The evidence regarding optimal duration of anticoagulation after the initial treatment of CVST with low-molecular-weight heparin is not clear, and the general recommendation is between 3 and 12 months.³ In patients with PV, the risk of recurrent thrombosis must be managed and cytoreductive therapy such as hydroxyurea is recommended in older patients with PV or in those with a previous thrombotic event.¹³ Because our patient declined hydroxyurea, phlebotomy and long-term anticoagulation with apixaban were chosen. Although comparative safety and efficacy of direct oral anticoagulants (DOACs) vs warfarin have not yet been established in randomized control trials for patients with chronic CVST, emerging evidence suggests that both are effective in preventing recurrence.¹⁴ DOACs are increasingly used because of their convenience and favorable pharmacologic properties.
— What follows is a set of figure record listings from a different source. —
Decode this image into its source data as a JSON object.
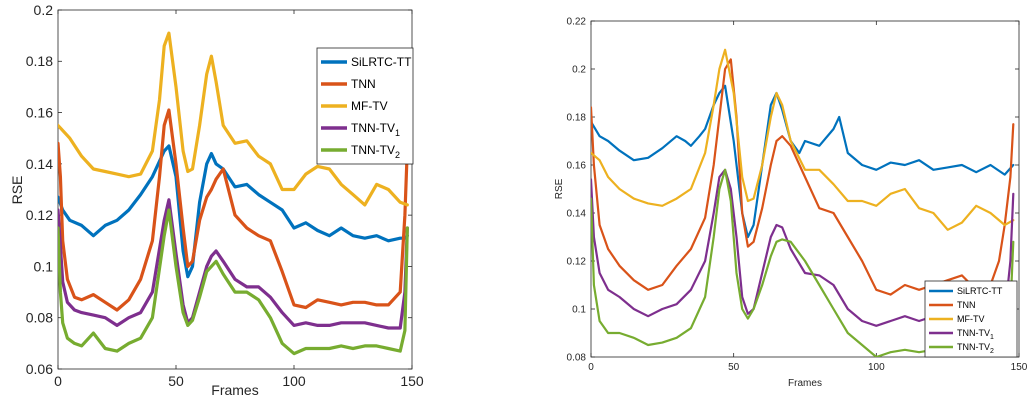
{
  "chart_data": [
    {
      "type": "line",
      "xlabel": "Frames",
      "ylabel": "RSE",
      "xlim": [
        0,
        150
      ],
      "ylim": [
        0.06,
        0.2
      ],
      "xticks": [
        "0",
        "50",
        "100",
        "150"
      ],
      "yticks": [
        "0.06",
        "0.08",
        "0.1",
        "0.12",
        "0.14",
        "0.16",
        "0.18",
        "0.2"
      ],
      "legend_position": "top-right",
      "series": [
        {
          "name": "SiLRTC-TT",
          "sub": "",
          "color": "#0072BD",
          "x": [
            0,
            2,
            5,
            10,
            15,
            20,
            25,
            30,
            35,
            40,
            45,
            47,
            50,
            53,
            55,
            57,
            60,
            63,
            65,
            67,
            70,
            75,
            80,
            85,
            90,
            95,
            100,
            105,
            110,
            115,
            120,
            125,
            130,
            135,
            140,
            145,
            147,
            148
          ],
          "y": [
            0.127,
            0.122,
            0.118,
            0.116,
            0.112,
            0.116,
            0.118,
            0.122,
            0.128,
            0.135,
            0.145,
            0.147,
            0.135,
            0.106,
            0.096,
            0.1,
            0.125,
            0.14,
            0.144,
            0.14,
            0.138,
            0.131,
            0.132,
            0.128,
            0.125,
            0.122,
            0.115,
            0.117,
            0.114,
            0.112,
            0.115,
            0.112,
            0.111,
            0.112,
            0.11,
            0.111,
            0.111,
            0.112
          ]
        },
        {
          "name": "TNN",
          "sub": "",
          "color": "#D95319",
          "x": [
            0,
            1,
            2,
            4,
            7,
            10,
            15,
            20,
            25,
            30,
            35,
            40,
            43,
            45,
            47,
            50,
            53,
            55,
            57,
            60,
            63,
            65,
            67,
            70,
            75,
            80,
            85,
            90,
            95,
            100,
            105,
            110,
            115,
            120,
            125,
            130,
            135,
            140,
            145,
            147,
            148
          ],
          "y": [
            0.148,
            0.135,
            0.11,
            0.095,
            0.088,
            0.087,
            0.089,
            0.086,
            0.083,
            0.087,
            0.095,
            0.11,
            0.135,
            0.155,
            0.161,
            0.14,
            0.115,
            0.1,
            0.102,
            0.118,
            0.127,
            0.13,
            0.134,
            0.138,
            0.12,
            0.115,
            0.112,
            0.11,
            0.098,
            0.085,
            0.084,
            0.087,
            0.086,
            0.085,
            0.086,
            0.086,
            0.085,
            0.085,
            0.09,
            0.12,
            0.146
          ]
        },
        {
          "name": "MF-TV",
          "sub": "",
          "color": "#EDB120",
          "x": [
            0,
            5,
            10,
            15,
            20,
            25,
            30,
            35,
            40,
            43,
            45,
            47,
            50,
            53,
            55,
            57,
            60,
            63,
            65,
            67,
            70,
            75,
            80,
            85,
            90,
            95,
            100,
            105,
            110,
            115,
            120,
            125,
            130,
            135,
            140,
            145,
            148
          ],
          "y": [
            0.155,
            0.15,
            0.143,
            0.138,
            0.137,
            0.136,
            0.135,
            0.136,
            0.145,
            0.165,
            0.186,
            0.191,
            0.17,
            0.145,
            0.137,
            0.138,
            0.155,
            0.175,
            0.182,
            0.172,
            0.155,
            0.148,
            0.149,
            0.143,
            0.14,
            0.13,
            0.13,
            0.136,
            0.139,
            0.138,
            0.132,
            0.128,
            0.124,
            0.132,
            0.13,
            0.125,
            0.124
          ]
        },
        {
          "name": "TNN-TV",
          "sub": "1",
          "color": "#7E2F8E",
          "x": [
            0,
            1,
            2,
            4,
            7,
            10,
            15,
            20,
            25,
            30,
            35,
            40,
            45,
            47,
            50,
            53,
            55,
            57,
            60,
            63,
            65,
            67,
            70,
            75,
            80,
            85,
            90,
            95,
            100,
            105,
            110,
            115,
            120,
            125,
            130,
            135,
            140,
            145,
            147,
            148
          ],
          "y": [
            0.122,
            0.108,
            0.094,
            0.086,
            0.083,
            0.082,
            0.081,
            0.08,
            0.077,
            0.08,
            0.082,
            0.09,
            0.118,
            0.126,
            0.105,
            0.085,
            0.078,
            0.08,
            0.09,
            0.1,
            0.104,
            0.106,
            0.102,
            0.095,
            0.092,
            0.092,
            0.088,
            0.082,
            0.077,
            0.078,
            0.077,
            0.077,
            0.078,
            0.078,
            0.078,
            0.077,
            0.076,
            0.076,
            0.09,
            0.115
          ]
        },
        {
          "name": "TNN-TV",
          "sub": "2",
          "color": "#77AC30",
          "x": [
            0,
            1,
            2,
            4,
            7,
            10,
            15,
            20,
            25,
            30,
            35,
            40,
            45,
            47,
            50,
            53,
            55,
            57,
            60,
            63,
            65,
            67,
            70,
            75,
            80,
            85,
            90,
            95,
            100,
            105,
            110,
            115,
            120,
            125,
            130,
            135,
            140,
            145,
            147,
            148
          ],
          "y": [
            0.115,
            0.09,
            0.078,
            0.072,
            0.07,
            0.069,
            0.074,
            0.068,
            0.067,
            0.07,
            0.072,
            0.08,
            0.112,
            0.122,
            0.1,
            0.082,
            0.077,
            0.079,
            0.088,
            0.098,
            0.1,
            0.102,
            0.097,
            0.09,
            0.09,
            0.087,
            0.08,
            0.07,
            0.066,
            0.068,
            0.068,
            0.068,
            0.069,
            0.068,
            0.069,
            0.069,
            0.068,
            0.067,
            0.075,
            0.115
          ]
        }
      ]
    },
    {
      "type": "line",
      "xlabel": "Frames",
      "ylabel": "RSE",
      "xlim": [
        0,
        150
      ],
      "ylim": [
        0.08,
        0.22
      ],
      "xticks": [
        "0",
        "50",
        "100",
        "150"
      ],
      "yticks": [
        "0.08",
        "0.1",
        "0.12",
        "0.14",
        "0.16",
        "0.18",
        "0.2",
        "0.22"
      ],
      "legend_position": "bottom-right",
      "series": [
        {
          "name": "SiLRTC-TT",
          "sub": "",
          "color": "#0072BD",
          "x": [
            0,
            3,
            6,
            10,
            15,
            20,
            25,
            30,
            33,
            35,
            38,
            40,
            43,
            45,
            47,
            50,
            53,
            55,
            57,
            60,
            63,
            65,
            67,
            70,
            73,
            75,
            80,
            85,
            87,
            90,
            95,
            100,
            105,
            110,
            115,
            120,
            125,
            130,
            135,
            140,
            145,
            148
          ],
          "y": [
            0.178,
            0.172,
            0.17,
            0.166,
            0.162,
            0.163,
            0.167,
            0.172,
            0.17,
            0.168,
            0.172,
            0.175,
            0.185,
            0.19,
            0.193,
            0.17,
            0.14,
            0.13,
            0.135,
            0.16,
            0.185,
            0.19,
            0.183,
            0.17,
            0.165,
            0.17,
            0.168,
            0.175,
            0.18,
            0.165,
            0.16,
            0.158,
            0.161,
            0.16,
            0.162,
            0.158,
            0.159,
            0.16,
            0.157,
            0.16,
            0.156,
            0.16
          ]
        },
        {
          "name": "TNN",
          "sub": "",
          "color": "#D95319",
          "x": [
            0,
            1,
            3,
            6,
            10,
            15,
            20,
            25,
            30,
            35,
            40,
            43,
            45,
            47,
            49,
            51,
            53,
            55,
            57,
            60,
            63,
            65,
            67,
            70,
            75,
            80,
            85,
            90,
            95,
            100,
            105,
            110,
            115,
            120,
            125,
            130,
            135,
            140,
            143,
            145,
            147,
            148
          ],
          "y": [
            0.184,
            0.16,
            0.135,
            0.125,
            0.118,
            0.112,
            0.108,
            0.11,
            0.118,
            0.125,
            0.138,
            0.16,
            0.18,
            0.2,
            0.204,
            0.18,
            0.14,
            0.126,
            0.128,
            0.142,
            0.16,
            0.17,
            0.172,
            0.168,
            0.155,
            0.142,
            0.14,
            0.13,
            0.12,
            0.108,
            0.106,
            0.11,
            0.108,
            0.11,
            0.112,
            0.114,
            0.108,
            0.11,
            0.12,
            0.135,
            0.155,
            0.177
          ]
        },
        {
          "name": "MF-TV",
          "sub": "",
          "color": "#EDB120",
          "x": [
            0,
            3,
            6,
            10,
            15,
            20,
            25,
            30,
            35,
            40,
            43,
            45,
            47,
            50,
            53,
            55,
            57,
            60,
            63,
            65,
            67,
            70,
            75,
            80,
            85,
            90,
            95,
            100,
            105,
            110,
            115,
            120,
            125,
            130,
            135,
            140,
            145,
            148
          ],
          "y": [
            0.165,
            0.162,
            0.155,
            0.15,
            0.146,
            0.144,
            0.143,
            0.146,
            0.15,
            0.165,
            0.185,
            0.2,
            0.208,
            0.19,
            0.155,
            0.145,
            0.146,
            0.16,
            0.18,
            0.19,
            0.185,
            0.17,
            0.158,
            0.158,
            0.152,
            0.145,
            0.145,
            0.143,
            0.148,
            0.15,
            0.142,
            0.14,
            0.133,
            0.136,
            0.143,
            0.14,
            0.135,
            0.137
          ]
        },
        {
          "name": "TNN-TV",
          "sub": "1",
          "color": "#7E2F8E",
          "x": [
            0,
            1,
            3,
            6,
            10,
            15,
            20,
            25,
            30,
            35,
            40,
            43,
            45,
            47,
            49,
            51,
            53,
            55,
            57,
            60,
            63,
            65,
            67,
            70,
            75,
            80,
            85,
            90,
            95,
            100,
            105,
            110,
            115,
            120,
            125,
            130,
            135,
            140,
            145,
            147,
            148
          ],
          "y": [
            0.154,
            0.13,
            0.115,
            0.108,
            0.105,
            0.1,
            0.097,
            0.1,
            0.102,
            0.108,
            0.12,
            0.14,
            0.155,
            0.158,
            0.15,
            0.13,
            0.105,
            0.098,
            0.1,
            0.115,
            0.13,
            0.135,
            0.134,
            0.125,
            0.115,
            0.114,
            0.11,
            0.1,
            0.095,
            0.093,
            0.095,
            0.097,
            0.095,
            0.097,
            0.094,
            0.097,
            0.093,
            0.095,
            0.097,
            0.12,
            0.148
          ]
        },
        {
          "name": "TNN-TV",
          "sub": "2",
          "color": "#77AC30",
          "x": [
            0,
            1,
            3,
            6,
            10,
            15,
            20,
            25,
            30,
            35,
            40,
            43,
            45,
            47,
            49,
            51,
            53,
            55,
            57,
            60,
            63,
            65,
            67,
            70,
            75,
            80,
            85,
            90,
            95,
            100,
            105,
            110,
            115,
            120,
            125,
            130,
            135,
            140,
            145,
            147,
            148
          ],
          "y": [
            0.146,
            0.11,
            0.095,
            0.09,
            0.09,
            0.088,
            0.085,
            0.086,
            0.088,
            0.092,
            0.105,
            0.13,
            0.15,
            0.158,
            0.145,
            0.115,
            0.1,
            0.096,
            0.1,
            0.11,
            0.122,
            0.128,
            0.129,
            0.128,
            0.12,
            0.11,
            0.1,
            0.09,
            0.085,
            0.08,
            0.082,
            0.083,
            0.082,
            0.083,
            0.084,
            0.083,
            0.083,
            0.084,
            0.085,
            0.1,
            0.128
          ]
        }
      ]
    }
  ]
}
This clinical reasoning case is unique because it highlights an underappreciated diagnostic etiology of CVST: JAK2 mutation. We underline unique clinical characteristics of patients with JAK2 mutation and describe the clinical reasoning that led to a correct diagnosis and management of the disease in our patient. Recognition of optic disc edema was paramount in this case, highlighting the importance of ophthalmoscopy in evaluating patients with headaches and underpinning the importance of collaborative relationships between neurologists and neuro-ophthalmologists. There was some degree of unilateral jugular vein compression by an elongated styloid process that may have contributed to an upstream vulnerable milieux of cerebral venous stasis. While this was a tempting initial explanation for thrombosis, a hypercoagulable workup revealed that a prothrombotic mutation in JAK2 was the most likely underlying cause of CVST.